By Inkoo Kang | Women and Hollywood July 30, 2014 at 3:00PM
Anna May Wong, Hollywood's first Chinese-American star, never got her due. After attracting notice as a slave in the 1924 Douglas Fairbanks swashbuckler film The Thief of Bagdad, she became a fashion plate and the go-to actress for every Evil Oriental Temptress role the studios had to offer. California's anti-miscegenation laws prevented her from kissing any co-star of another race, and thus Wong was stymied in her acting career until she left for Europe, where she had made a handful of films in the late twenties and early thirties.
The biggest disappointment of Wong's career occurred in 1935, when she was passed over for the female lead in Pearl S. Buck's The Good Earth. German actress Luise Rainier was cast instead to play the Chinese farmer O-Lan, and later rewarded for playing yellowface with a Best Actress Oscar. (Good job, Hollywood.)
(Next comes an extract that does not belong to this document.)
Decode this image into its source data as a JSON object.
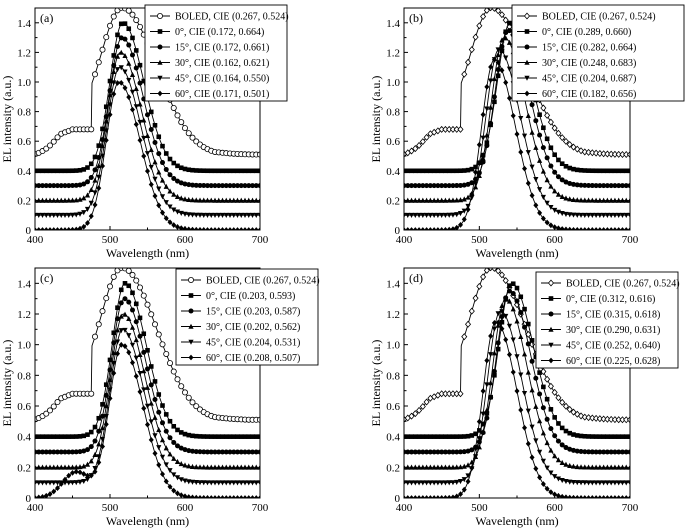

Born and raised in Los Angeles but never fully accepted by its most powerful industry, Wong has a life story ripe for a biopic. And so Chinese production company Fundamental Films is developing one, with Chinese star Fan Bingbing in talks to play the lead. Given that Wong's career exemplifies the difficulties of Asian-American actors in finding opportunities in Hollywood -- a problem that evidently continues in today's studio system -- it's a little disappointing that her story will be told in China instead of her own country and that this rich role won't go to one of Wong's Asian-American successors. But nobody ever said we fixed racism.